Так и не поняв, в чем дело, Хью с любопытством глядел им вслед. Потом, догадавшись о цели, но так и не поняв причины суматохи, воскликнул «A-а!» и, снова надвинув шляпу на нос, погрузился в прерванный бессмысленной женской возней сон.
Патрис тем временем закрыла за ними хромированную дверь и, словно бросая кому-то вызов, повернула внутреннюю задвижку. Лишь потом облегченно вздохнула.
— Ну вот, наконец-то попали. Буду здесь сколько захочу, — решительно заявила она, поставила сумку и открыла замок. — Если кому понадобится, подождут. Во всяком случае, здесь места только на двоих, да и то только для очень близких.
— Вообще-то мы и так последние, кто еще не спит, — заметила Элен.
— На, хочешь? — предложила Патрис, доставая из сумки пригоршню рыхлых косметических салфеток и делясь с подругой. — Мне их ужасно не хватало на той стороне. Не достать ни за какие деньги. Спрашивала без конца, но они даже не понимали, что я имею в виду… — Она остановилась, глядя на подругу. — O-о, да у тебя нечего стирать! В таком случае сначала намажься, тогда будет что стереть.
Элен рассмеялась.
— Рядом с тобой и я чувствую себя беззаботной, — сказала она с легкой завистью и восхищением.
Патрис, скорчив озорную гримасу, сгорбилась.
— Это, так сказать, последние шалости. С завтрашнего вечера я должна быть самой что ни на есть примерной. Рассудительной и спокойной. — Она сделала постное лицо, сложила на животе руки — точь-в-точь ханжа-монашка.
— A-а, по случаю встречи с родней, — догадалась Элен.
— Хью говорит, что они совсем не такие и что мне абсолютно не стоит волноваться. Но, разумеется, он их несколько приукрашивает. Если не так, то я была бы о нем невысокого мнения.
Намалевав на обеих щеках по загадочному белому кругу, она принялась размазывать их все шире и шире, все время держа открытым рот, хотя он не играл в ритуале никакой роли.
— Давай, мажься, — предложила она. — Сунь в баночку палец и достань немножко. Не знаю, для чего этот крем, но пахнет приятно, так что ничего не теряешь.
— Это правда, что ты мне сказала? — продолжила разговор Элен. — Что они до сих пор тебя не видели. Не верится.
— Вот тебе крест, что они меня в жизни не видели. Как я тебе рассказывала, мы познакомились с Хью на той стороне, там же и поженились и жили до сих пор. Мои родители умерли, я была стипендиаткой, училась музыке, а он работал в одном из наших представительств. Знаешь, есть такие конторы, которые известны только по начальным буквам. А родители даже не представляют, на кого я похожа!

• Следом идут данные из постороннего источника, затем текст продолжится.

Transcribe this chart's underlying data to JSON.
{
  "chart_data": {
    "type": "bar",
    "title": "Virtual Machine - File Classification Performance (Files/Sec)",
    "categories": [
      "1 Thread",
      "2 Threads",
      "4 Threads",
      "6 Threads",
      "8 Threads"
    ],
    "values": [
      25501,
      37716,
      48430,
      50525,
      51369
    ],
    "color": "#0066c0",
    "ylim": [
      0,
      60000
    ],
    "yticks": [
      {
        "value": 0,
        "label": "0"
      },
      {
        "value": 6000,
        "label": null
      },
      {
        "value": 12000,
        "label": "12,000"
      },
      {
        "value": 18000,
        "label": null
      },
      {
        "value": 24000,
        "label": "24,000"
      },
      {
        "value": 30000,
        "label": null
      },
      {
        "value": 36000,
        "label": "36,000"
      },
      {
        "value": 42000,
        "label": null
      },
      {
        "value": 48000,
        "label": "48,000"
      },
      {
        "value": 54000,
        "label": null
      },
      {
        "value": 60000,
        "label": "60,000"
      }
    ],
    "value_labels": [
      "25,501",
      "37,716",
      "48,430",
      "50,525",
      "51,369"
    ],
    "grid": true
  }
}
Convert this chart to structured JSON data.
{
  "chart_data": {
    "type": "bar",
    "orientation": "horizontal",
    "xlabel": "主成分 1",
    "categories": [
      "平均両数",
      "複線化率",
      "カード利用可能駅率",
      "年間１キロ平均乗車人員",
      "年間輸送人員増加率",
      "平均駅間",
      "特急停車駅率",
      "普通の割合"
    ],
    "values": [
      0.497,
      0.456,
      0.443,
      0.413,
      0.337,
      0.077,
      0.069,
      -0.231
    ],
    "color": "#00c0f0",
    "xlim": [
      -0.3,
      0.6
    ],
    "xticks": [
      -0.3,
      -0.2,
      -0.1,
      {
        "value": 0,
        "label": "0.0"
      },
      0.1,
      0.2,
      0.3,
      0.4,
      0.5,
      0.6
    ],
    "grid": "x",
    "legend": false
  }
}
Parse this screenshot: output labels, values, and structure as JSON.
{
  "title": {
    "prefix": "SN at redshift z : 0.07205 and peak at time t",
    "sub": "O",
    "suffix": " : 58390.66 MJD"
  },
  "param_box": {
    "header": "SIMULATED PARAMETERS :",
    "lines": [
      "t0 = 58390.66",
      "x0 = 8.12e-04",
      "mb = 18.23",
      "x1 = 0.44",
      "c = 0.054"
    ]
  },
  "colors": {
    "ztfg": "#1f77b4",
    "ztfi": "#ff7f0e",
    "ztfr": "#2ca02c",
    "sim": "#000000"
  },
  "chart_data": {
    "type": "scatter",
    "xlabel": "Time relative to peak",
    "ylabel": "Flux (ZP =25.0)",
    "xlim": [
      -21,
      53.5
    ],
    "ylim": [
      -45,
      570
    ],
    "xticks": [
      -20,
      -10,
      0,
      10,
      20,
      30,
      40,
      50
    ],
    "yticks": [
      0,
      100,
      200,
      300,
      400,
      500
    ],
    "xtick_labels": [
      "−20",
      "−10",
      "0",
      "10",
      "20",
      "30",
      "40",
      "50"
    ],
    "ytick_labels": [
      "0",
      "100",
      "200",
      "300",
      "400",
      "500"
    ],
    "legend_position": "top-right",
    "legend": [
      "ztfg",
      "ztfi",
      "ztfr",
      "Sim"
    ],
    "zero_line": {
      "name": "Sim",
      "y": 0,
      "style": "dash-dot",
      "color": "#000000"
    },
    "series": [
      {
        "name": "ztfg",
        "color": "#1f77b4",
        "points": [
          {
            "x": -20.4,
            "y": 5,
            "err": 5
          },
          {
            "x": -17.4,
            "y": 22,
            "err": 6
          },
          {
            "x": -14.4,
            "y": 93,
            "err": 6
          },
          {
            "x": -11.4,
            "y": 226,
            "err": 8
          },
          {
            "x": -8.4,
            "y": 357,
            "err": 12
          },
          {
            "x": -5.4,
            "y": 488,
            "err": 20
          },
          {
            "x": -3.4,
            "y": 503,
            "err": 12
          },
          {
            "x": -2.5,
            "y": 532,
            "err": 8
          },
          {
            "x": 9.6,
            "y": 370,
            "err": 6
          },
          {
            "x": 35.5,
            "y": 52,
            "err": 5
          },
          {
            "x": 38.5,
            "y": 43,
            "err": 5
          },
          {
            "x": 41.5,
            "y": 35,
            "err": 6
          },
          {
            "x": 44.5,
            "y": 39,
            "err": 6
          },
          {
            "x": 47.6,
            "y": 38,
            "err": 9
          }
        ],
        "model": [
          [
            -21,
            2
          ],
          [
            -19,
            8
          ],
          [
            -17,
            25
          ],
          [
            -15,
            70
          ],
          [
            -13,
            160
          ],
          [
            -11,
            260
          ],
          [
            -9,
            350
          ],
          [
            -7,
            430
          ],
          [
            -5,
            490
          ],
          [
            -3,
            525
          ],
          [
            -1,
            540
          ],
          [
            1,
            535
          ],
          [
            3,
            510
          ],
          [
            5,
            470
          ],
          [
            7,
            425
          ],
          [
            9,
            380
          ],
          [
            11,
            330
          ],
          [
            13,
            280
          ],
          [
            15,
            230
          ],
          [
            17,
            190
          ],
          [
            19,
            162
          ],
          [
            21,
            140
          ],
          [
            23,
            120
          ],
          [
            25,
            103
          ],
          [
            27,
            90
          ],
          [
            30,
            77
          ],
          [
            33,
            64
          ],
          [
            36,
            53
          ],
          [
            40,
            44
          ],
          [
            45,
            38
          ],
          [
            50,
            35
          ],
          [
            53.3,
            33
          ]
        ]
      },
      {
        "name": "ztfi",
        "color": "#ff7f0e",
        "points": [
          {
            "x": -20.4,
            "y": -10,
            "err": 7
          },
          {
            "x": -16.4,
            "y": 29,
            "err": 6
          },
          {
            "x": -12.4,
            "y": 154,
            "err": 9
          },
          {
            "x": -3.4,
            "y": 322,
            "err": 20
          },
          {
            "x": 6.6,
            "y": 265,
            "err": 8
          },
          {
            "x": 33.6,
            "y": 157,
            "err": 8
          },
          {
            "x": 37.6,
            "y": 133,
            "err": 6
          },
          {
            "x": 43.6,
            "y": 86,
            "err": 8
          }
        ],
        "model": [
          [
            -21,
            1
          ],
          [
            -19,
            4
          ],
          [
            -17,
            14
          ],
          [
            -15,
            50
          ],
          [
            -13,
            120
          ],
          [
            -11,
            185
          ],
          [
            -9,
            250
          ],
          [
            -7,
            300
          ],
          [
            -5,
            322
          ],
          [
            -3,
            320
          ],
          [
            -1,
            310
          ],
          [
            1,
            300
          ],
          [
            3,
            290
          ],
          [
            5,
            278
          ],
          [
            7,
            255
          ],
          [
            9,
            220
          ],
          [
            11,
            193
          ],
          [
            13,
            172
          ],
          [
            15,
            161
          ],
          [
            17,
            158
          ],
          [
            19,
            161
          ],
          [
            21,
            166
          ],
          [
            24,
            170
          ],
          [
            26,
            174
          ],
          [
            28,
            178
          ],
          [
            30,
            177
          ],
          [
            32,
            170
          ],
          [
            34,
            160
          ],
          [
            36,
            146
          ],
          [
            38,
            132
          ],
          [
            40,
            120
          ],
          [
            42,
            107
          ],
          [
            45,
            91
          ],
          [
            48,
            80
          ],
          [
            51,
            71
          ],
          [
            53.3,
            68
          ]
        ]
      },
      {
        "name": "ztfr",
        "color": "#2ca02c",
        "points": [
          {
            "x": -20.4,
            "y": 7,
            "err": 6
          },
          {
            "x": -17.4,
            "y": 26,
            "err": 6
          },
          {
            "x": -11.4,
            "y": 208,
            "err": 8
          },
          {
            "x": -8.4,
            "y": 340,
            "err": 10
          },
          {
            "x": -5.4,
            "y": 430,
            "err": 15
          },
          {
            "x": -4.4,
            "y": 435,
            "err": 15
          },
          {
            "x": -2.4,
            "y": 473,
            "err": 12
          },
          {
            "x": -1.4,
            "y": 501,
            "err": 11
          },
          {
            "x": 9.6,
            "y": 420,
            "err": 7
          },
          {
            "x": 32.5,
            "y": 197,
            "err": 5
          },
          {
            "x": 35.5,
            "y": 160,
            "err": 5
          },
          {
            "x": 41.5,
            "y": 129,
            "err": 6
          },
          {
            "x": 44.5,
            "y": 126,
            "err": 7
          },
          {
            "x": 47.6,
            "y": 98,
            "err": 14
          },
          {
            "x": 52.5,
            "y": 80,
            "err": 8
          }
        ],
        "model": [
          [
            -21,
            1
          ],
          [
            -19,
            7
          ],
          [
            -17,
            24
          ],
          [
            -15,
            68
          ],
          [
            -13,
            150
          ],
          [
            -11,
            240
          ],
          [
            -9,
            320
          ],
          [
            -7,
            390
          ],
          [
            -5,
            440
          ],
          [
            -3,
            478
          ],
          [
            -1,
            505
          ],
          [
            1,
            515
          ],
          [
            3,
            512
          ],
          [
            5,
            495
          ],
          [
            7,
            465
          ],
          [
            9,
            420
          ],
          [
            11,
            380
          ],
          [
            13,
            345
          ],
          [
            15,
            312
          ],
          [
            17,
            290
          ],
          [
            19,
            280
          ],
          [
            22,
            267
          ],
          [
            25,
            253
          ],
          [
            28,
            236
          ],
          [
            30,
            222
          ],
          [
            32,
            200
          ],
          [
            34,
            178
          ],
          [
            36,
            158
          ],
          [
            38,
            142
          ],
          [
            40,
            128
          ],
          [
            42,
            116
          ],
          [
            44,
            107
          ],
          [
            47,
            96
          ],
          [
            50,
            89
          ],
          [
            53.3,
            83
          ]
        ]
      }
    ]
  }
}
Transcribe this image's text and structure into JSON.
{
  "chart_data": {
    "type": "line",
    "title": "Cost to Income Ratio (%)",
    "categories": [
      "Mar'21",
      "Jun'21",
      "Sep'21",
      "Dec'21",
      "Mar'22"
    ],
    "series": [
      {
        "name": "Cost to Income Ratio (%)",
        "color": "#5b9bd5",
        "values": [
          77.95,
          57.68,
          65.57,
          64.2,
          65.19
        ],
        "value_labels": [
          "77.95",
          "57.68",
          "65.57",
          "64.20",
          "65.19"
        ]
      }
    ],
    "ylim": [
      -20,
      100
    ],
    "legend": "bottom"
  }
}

— Ты что, даже не посылала фотографию? Даже после того как поженились?
— Свадебной фотографии не было; знаешь, как нынче женится молодежь. Раз-два и поженились! Несколько раз собиралась послать, но всякий раз что-то не нравилось. Смущалась, хотела, чтобы первое впечатление было таким… Однажды Хью договорился даже о сеансе у фотографа, но, посмотрев пробные отпечатки, я заявила: «Только через мой труп!» О, эти французские фотографы! Я же знала, что в конце концов мы с его родителями увидимся, а карточки, они такие… такие… Во всяком случае, на которых была я. Так что в конце концов я ему сказала: «Прошло уже много времени, и теперь я не стану посылать никаких фотографий. Пускай я буду для них сюрпризом, пускай увидят меня во плоти, какая есть. Тогда не будут питать пустых надежд, а потом разочаровываться». Кроме того, я подвергала цензуре все его письма, не давала ему расписывать меня. «Мона Лиза», Венера в морской раковине. Если ловила его на этом, то говорила: «Не пойдет!» — и вычеркивала. Мы ссорились, гонялись друг за дружкой по комнате, то я отнимала у него письмо, то он у меня.
Пэт вдруг как-то сразу погрустнела. Во всяком случае, в той мере, на какую была способна.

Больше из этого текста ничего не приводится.